Despite these limitations, the results of our systematic review highlight the clinical relevance of responses to anti-PD-1/PD-L1-based regimens after initial RECIST-defined PD, and support further investigation into the development of tools that may assist clinicians for the selection of patients who may derive a benefit from extended immunotherapy treatment beyond RECIST-defined PD. Circulating tumor DNA has emerged as a promising blood-based biomarker for monitoring disease status of patients with advanced cancers, and may play an important predictive role into differentiating pseudo-progressions from true progressions, as observed in a cohort of 125 patients with advanced melanoma who were treated with anti-PD-1 antibodies [85].
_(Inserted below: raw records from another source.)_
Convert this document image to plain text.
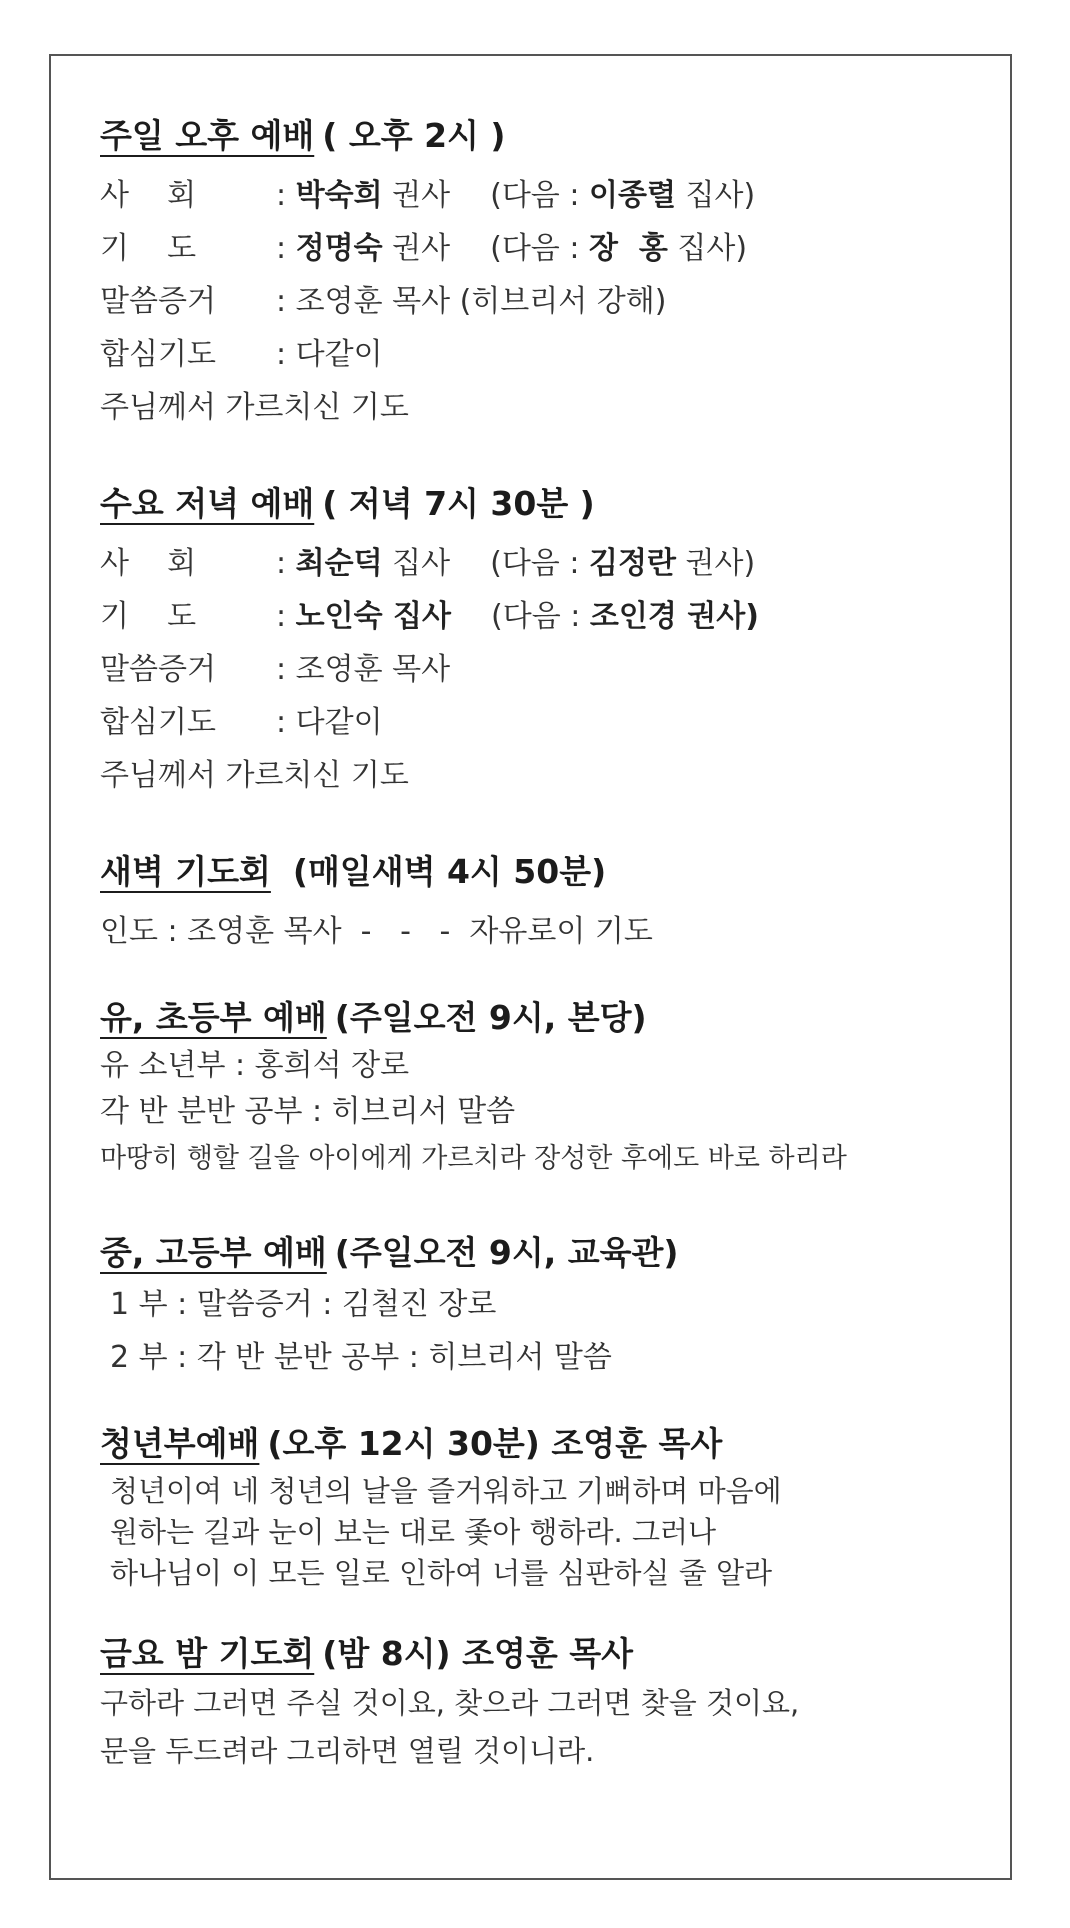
주일 오후 예배 ( 오후 2시 )
사    회	: 박숙희 권사 (다음 : 이종렬 집사)
기    도	: 정명숙 권사 (다음 : 장  홍 집사)
말씀증거 : 조영훈 목사 (히브리서 강해)
합심기도 : 다같이
주님께서 가르치신 기도
수요 저녁 예배 ( 저녁 7시 30분 )
사    회	: 최순덕 집사 (다음 : 김정란 권사)
기    도	: 노인숙 집사 (다음 : 조인경 권사)
말씀증거 : 조영훈 목사
합심기도 : 다같이
주님께서 가르치신 기도
새벽 기도회 (매일새벽 4시 50분)
인도 : 조영훈 목사  -   -   -  자유로이 기도
유, 초등부 예배 (주일오전 9시, 본당)
유 소년부 : 홍희석 장로
각 반 분반 공부 : 히브리서 말씀
마땅히 행할 길을 아이에게 가르치라 장성한 후에도 바로 하리라
중, 고등부 예배 (주일오전 9시, 교육관)
1 부 : 말씀증거 : 김철진 장로
2 부 : 각 반 분반 공부 : 히브리서 말씀
청년부예배 (오후 12시 30분) 조영훈 목사
청년이여 네 청년의 날을 즐거워하고 기뻐하며 마음에
원하는 길과 눈이 보는 대로 좇아 행하라. 그러나
하나님이 이 모든 일로 인하여 너를 심판하실 줄 알라
금요 밤 기도회 (밤 8시) 조영훈 목사
구하라 그러면 주실 것이요, 찾으라 그러면 찾을 것이요,
문을 두드려라 그리하면 열릴 것이니라.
Immune-related response criteria were developed to facilitate consistent trial design and data collection; however, most publications provided only partial information regarding immune-related clinical activity, or did not provide any information at all, despite the option of treatment beyond PD and response evaluation by immune-related criteria being mentioned in the study protocols, highlighting the need of a more comprehensive report of such data in trials investigating immunotherapy for the treatment of patients with advanced tumors.